O novo chanceler da Alemanha assumirá o cargo sob pressões internas, principalmente no que diz respeito à pandemia da covid-19 e do restabelecimento da economia. A agenda ambiental no tocante às mudanças climáticas, bem como a cobrança por novas políticas ecológicas e por uma transformação verde na indústria ganharam caráter de urgência após as enchentes e inundações de julho. Quem quer que chegue ao poder, também terá que decidir sobre as políticas adotadas no período Merkel e sobre o quanto se deve colocar o país em um novo rumo.

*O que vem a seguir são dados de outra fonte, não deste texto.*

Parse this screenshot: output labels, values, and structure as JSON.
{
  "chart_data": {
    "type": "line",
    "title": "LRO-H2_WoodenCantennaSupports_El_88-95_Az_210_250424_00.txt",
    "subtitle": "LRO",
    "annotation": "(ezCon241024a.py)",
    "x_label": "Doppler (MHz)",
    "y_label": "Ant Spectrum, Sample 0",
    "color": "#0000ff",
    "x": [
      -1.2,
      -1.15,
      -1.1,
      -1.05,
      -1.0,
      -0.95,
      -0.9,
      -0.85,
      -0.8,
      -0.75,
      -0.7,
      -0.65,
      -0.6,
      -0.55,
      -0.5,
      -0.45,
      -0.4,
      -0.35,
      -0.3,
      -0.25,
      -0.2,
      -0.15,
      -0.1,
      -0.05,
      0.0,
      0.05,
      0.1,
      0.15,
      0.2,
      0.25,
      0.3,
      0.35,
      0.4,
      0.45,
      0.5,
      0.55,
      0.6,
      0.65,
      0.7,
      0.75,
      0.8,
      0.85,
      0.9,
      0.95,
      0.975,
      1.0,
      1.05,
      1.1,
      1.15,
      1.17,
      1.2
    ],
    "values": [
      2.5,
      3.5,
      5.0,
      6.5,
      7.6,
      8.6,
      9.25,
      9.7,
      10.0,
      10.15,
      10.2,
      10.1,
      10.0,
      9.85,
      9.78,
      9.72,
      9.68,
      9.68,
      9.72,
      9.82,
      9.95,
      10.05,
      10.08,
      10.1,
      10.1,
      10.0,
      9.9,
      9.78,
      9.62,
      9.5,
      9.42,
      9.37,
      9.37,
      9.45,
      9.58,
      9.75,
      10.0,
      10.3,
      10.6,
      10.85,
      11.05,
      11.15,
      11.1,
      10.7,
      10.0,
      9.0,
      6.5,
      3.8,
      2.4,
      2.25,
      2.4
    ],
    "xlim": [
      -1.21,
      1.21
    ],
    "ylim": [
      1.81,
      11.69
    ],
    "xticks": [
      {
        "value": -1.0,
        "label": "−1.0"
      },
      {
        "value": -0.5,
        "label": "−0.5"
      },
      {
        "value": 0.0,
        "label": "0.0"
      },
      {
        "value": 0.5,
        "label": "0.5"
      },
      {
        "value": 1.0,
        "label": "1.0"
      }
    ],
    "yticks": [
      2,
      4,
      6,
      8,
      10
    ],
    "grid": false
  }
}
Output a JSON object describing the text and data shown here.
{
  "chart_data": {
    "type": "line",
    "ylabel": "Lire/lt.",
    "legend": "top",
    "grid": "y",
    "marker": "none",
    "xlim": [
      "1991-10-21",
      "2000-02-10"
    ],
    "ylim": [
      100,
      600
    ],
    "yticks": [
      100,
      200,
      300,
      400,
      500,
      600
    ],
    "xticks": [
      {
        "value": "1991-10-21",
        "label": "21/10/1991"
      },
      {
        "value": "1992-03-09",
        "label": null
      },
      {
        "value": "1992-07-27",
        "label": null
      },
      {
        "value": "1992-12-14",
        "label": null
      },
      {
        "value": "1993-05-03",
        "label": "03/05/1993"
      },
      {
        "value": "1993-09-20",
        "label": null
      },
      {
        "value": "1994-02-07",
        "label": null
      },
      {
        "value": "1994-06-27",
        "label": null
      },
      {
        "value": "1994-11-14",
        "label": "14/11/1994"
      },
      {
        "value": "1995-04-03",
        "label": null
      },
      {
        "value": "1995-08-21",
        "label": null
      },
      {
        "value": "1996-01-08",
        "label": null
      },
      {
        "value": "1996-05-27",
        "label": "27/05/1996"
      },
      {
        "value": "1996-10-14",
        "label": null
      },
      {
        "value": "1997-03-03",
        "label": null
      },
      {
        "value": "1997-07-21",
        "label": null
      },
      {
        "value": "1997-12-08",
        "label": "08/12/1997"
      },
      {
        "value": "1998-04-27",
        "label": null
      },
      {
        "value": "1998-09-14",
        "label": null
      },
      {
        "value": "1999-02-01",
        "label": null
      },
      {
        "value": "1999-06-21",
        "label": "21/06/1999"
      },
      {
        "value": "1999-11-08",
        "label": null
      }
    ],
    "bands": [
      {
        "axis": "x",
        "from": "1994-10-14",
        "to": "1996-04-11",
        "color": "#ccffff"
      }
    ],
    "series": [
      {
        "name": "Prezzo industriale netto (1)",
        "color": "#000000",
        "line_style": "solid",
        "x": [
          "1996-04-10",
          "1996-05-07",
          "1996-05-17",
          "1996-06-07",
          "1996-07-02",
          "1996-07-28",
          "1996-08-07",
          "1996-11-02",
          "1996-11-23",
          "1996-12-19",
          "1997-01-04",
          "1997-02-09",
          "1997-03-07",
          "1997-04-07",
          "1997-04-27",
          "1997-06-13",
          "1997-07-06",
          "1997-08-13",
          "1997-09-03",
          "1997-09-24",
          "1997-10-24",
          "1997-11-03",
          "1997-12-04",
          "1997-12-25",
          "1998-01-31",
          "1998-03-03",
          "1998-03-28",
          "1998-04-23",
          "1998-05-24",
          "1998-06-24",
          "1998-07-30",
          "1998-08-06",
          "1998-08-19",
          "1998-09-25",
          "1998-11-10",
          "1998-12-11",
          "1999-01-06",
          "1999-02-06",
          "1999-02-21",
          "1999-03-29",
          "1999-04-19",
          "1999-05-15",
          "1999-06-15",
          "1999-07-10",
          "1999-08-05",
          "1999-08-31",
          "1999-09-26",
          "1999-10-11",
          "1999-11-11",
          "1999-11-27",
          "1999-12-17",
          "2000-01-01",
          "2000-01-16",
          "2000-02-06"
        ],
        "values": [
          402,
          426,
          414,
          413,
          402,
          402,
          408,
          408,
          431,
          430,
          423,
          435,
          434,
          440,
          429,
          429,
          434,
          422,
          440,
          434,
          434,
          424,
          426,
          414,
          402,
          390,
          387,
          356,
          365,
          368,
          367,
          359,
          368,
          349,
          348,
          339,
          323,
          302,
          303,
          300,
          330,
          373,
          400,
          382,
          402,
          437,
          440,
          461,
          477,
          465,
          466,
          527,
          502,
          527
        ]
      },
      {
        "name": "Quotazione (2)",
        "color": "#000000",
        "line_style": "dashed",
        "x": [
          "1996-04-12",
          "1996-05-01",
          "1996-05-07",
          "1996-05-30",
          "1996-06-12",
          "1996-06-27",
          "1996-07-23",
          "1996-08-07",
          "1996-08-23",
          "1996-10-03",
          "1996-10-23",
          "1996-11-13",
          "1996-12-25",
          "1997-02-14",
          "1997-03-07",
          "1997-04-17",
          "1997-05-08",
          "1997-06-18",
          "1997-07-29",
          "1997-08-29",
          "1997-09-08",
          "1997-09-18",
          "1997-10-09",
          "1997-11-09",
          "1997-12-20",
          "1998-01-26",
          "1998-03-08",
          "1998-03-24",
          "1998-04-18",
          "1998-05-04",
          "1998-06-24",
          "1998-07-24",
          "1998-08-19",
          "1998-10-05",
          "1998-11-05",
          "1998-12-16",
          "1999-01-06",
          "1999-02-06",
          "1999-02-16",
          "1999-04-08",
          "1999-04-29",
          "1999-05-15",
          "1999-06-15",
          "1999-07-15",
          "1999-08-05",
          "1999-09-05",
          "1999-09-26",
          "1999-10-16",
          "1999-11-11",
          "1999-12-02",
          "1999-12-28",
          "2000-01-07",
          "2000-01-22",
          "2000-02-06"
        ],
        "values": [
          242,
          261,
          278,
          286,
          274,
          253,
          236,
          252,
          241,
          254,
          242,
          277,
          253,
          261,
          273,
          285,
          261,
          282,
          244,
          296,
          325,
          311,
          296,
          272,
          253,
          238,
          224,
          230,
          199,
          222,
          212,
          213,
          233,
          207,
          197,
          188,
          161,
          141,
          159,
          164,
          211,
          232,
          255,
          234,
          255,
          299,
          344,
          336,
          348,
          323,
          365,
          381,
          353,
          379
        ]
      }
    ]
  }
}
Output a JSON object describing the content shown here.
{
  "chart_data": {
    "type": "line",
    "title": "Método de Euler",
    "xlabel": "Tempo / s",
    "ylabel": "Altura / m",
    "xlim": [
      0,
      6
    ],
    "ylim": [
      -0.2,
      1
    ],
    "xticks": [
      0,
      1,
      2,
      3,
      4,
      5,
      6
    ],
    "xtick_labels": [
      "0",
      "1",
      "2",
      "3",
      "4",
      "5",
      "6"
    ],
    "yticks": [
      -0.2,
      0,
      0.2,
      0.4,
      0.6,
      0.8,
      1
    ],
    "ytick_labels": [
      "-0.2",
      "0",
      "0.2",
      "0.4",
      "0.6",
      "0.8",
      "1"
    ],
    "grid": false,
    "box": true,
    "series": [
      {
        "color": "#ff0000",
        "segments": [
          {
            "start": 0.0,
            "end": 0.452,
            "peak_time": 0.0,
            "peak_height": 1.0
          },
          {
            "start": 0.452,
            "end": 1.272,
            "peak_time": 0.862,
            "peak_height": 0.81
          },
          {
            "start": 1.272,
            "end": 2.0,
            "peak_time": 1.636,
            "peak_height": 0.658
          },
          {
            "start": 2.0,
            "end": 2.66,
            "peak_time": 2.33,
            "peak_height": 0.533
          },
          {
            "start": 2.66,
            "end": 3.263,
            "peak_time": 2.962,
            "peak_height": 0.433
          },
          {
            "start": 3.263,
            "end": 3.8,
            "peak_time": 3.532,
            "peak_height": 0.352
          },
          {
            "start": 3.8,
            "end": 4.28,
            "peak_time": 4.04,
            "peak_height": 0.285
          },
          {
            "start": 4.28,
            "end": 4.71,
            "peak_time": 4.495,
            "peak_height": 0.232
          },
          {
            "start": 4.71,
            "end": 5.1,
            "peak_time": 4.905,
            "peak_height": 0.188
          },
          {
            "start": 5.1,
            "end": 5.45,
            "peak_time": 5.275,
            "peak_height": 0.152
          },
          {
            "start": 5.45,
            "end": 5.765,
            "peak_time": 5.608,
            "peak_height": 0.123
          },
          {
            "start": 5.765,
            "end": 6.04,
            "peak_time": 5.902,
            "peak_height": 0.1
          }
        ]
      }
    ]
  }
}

Na frente da política externa, tanto os conservadores da União Democrata-Cristã quanto o Partido Social-Democrata buscariam, em grande parte, a continuidade do comércio da Alemanha com a China e o atual posicionamento quanto a Rússia. Isso inclui o gasoduto Nord Stream 2 que foi concluído no início de setembro. As autoridades alemãs agora têm quatro meses para aprovar o gasoduto antes que ele comece a transportar gás natural da Rússia diretamente para a Alemanha, contornando a Ucrânia e outros países do Leste Europeu. Os Verdes são contra essa operação.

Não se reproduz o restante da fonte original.